Vorahnungen sollte man vielleicht doch ab und an folgen. Bei diesem Roman wäre das im Rückblick eindeutig die ratsamste Entscheidung gewesen. Denn nun schwenkt der Roman von einem menschlichen, mitreißenden Drama zu einer Medien- und danach zu einer Plotgroteske. Donovan versucht äußerst plakativ mittels der bekannten Holzhammermethode die Gefahren von Social Media in Kombination mit aufgewühlten Menschenmengen aufzuzeigen. Dabei ist er sich nicht zu schade einen unnötigen Trump-Verschnitt auftauchen zu lassen, der per Twitter die Massen aufwiegelt. Der gezogene Vergleich zum Erstürmen des Kapitols in Washington scheint dabei im Rahmen dieser Kleinstadtposse jedoch anmaßend. Zwischendrin gibt es noch einmal eine richtig große Portion Kitsch, die es einem hochkommen und an jeglicher schriftstellerischer Ernsthaftigkeit des Autors zweifeln lässt und fast zuletzt muss man auch noch einem Kind bei seinem schrecklichen Selbstmord beiwohnen. Das ist der Punkt, der über die Grenze des Erträglichen hinausragt und einfach nur fehl am Platze ist. Das Buch wirkt an der Stelle meilenweit entfernt vom poetischen Anfang und eher wie ein billiger Snuff-Streifen. Der Plot verkommt zu einem himmelschreienden Unsinn mit Zufällen, die verzweifeln lassen ob der Absurdität. Insgesamt wird mit zunehmender Seitenzahl Subtilität immer kleiner geschrieben und ist teilweise gar nicht mehr vorhanden. Kurz flimmert am Ende des Romans noch einmal das Potential der Geschichte sowie des Autors über dem Horizont auf, bevor es sich selbst im Meer versenkt.

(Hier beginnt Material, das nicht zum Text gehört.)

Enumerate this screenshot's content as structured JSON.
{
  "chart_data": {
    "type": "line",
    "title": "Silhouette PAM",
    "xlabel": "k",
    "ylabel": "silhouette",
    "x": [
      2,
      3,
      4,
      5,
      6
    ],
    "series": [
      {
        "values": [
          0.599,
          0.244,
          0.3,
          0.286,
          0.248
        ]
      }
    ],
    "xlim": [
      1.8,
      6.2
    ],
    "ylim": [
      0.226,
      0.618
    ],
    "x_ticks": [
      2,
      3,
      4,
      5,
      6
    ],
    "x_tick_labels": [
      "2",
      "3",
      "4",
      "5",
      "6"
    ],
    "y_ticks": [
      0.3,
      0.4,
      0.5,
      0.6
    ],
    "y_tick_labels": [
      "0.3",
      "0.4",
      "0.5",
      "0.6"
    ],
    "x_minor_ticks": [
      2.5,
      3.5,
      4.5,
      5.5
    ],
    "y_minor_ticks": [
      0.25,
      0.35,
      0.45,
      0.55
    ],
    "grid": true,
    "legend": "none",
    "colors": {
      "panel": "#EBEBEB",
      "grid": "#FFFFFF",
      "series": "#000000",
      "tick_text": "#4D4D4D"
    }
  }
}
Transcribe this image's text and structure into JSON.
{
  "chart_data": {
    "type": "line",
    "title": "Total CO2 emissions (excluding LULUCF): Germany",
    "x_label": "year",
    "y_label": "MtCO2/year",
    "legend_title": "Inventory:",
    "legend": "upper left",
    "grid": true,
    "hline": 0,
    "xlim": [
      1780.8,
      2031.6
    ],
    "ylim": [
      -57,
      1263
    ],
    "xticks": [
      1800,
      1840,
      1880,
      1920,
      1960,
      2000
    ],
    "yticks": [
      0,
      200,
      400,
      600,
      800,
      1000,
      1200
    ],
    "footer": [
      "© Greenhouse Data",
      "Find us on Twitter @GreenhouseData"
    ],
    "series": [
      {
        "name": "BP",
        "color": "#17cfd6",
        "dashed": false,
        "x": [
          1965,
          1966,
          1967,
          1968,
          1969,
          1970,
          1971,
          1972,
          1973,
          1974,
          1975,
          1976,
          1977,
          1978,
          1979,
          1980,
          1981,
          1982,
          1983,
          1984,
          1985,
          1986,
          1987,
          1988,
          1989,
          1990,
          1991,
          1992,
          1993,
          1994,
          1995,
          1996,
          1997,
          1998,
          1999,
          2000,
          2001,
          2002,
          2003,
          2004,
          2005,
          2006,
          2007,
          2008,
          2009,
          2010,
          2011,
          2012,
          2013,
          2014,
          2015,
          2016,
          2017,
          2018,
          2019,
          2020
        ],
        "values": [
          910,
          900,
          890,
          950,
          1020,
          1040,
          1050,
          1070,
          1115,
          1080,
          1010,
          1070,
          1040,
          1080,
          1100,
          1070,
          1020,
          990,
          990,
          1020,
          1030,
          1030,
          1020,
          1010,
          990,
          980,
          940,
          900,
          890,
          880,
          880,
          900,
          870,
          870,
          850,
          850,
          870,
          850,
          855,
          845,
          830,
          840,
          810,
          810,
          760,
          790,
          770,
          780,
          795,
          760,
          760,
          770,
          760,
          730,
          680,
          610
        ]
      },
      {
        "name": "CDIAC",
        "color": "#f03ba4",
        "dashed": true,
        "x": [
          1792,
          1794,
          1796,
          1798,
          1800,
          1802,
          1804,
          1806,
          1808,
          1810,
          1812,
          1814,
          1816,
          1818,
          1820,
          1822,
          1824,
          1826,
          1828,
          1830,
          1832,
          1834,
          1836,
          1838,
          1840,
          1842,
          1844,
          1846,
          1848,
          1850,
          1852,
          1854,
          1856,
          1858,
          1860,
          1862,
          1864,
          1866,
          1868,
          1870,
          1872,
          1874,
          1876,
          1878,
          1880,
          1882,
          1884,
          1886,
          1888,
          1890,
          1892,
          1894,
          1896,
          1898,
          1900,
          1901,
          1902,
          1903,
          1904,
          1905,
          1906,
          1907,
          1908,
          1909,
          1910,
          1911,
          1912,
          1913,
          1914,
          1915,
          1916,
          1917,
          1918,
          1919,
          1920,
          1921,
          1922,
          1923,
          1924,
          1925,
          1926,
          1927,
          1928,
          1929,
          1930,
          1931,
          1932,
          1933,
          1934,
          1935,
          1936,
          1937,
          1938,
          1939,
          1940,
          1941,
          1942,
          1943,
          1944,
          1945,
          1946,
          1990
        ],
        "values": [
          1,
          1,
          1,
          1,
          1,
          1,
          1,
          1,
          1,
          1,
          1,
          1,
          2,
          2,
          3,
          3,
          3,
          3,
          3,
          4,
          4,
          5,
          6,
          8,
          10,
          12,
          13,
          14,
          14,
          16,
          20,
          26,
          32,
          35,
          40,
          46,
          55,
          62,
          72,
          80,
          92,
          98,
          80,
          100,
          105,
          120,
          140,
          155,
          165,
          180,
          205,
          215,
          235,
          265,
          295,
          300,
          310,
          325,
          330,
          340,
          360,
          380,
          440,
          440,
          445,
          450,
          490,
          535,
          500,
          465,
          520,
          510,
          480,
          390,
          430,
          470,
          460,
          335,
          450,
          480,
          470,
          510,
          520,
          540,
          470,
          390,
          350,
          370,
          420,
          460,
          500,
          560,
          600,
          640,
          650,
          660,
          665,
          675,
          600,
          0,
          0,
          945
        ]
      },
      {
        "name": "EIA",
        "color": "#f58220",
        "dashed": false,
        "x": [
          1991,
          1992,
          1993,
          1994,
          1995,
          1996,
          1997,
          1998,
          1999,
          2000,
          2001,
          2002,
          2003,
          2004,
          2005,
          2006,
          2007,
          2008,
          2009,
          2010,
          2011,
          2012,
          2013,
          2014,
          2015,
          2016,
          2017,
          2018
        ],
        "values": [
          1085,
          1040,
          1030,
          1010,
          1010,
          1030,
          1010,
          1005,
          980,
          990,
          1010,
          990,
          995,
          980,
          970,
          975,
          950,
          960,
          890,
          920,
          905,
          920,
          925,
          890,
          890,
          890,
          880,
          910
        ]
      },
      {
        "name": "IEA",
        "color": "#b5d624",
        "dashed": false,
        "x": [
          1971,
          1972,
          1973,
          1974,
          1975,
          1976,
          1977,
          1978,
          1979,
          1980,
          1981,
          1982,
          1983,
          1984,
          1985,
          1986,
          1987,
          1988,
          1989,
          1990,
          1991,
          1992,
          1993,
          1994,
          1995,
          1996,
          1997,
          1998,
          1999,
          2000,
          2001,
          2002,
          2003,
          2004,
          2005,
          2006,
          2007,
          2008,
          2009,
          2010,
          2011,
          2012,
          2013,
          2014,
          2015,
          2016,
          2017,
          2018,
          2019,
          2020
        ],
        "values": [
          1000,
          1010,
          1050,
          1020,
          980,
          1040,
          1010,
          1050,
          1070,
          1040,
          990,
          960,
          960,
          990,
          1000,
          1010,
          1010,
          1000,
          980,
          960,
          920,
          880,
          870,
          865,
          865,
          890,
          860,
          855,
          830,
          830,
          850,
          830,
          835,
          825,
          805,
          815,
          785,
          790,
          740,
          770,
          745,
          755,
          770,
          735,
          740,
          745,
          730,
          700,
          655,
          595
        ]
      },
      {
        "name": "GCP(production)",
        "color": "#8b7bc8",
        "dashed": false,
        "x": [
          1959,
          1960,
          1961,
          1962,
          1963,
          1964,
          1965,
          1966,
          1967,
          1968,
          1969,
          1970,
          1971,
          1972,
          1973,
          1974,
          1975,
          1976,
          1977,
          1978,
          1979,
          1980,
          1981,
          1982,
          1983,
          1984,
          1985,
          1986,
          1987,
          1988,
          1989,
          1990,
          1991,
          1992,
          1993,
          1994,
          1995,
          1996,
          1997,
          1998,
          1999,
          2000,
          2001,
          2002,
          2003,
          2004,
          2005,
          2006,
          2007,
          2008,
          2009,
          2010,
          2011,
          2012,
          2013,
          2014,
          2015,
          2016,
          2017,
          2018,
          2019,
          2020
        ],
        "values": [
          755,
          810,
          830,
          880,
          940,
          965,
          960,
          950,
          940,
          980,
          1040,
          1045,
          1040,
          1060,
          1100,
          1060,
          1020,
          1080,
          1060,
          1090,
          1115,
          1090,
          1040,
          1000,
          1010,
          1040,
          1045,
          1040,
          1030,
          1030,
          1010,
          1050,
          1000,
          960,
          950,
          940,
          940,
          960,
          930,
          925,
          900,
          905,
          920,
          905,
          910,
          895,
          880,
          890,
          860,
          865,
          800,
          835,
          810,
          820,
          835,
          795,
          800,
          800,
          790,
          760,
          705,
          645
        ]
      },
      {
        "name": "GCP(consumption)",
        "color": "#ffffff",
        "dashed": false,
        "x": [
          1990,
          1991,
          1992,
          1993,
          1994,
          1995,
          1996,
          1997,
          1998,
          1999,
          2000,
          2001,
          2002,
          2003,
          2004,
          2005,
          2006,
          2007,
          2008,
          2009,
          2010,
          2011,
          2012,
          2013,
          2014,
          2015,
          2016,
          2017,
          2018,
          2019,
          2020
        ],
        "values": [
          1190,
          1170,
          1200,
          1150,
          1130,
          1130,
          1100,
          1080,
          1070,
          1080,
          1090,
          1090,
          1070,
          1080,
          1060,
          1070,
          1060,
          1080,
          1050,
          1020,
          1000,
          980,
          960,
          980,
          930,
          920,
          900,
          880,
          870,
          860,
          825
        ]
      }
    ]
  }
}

Zur Übersetzung ist darüber hinaus erwähnenswert, dass diese zwar grundsätzlich ganz gut gelungen ist, aber auch starke Schnitzer aufweist, namentlich wenn mindestens viermal im Laufe der Erzählung ein Auto irgendwohin „braust“. Das ist ein Wort, welches ich in einer literarisch anspruchsvollen Übersetzung einfach nicht lesen möchte. Punkt.

Somit muss ich die schwere Entscheidung treffen, diesem Roman, der für mich bei 2,5 Sternen liegt, eine auf 2 Sterne abgerundete Bewertung zu geben. Ich kann ihn leider nicht guten Gewissens weiterempfehlen, was den Ausschlag zu meiner Bewertungsentscheidung gibt.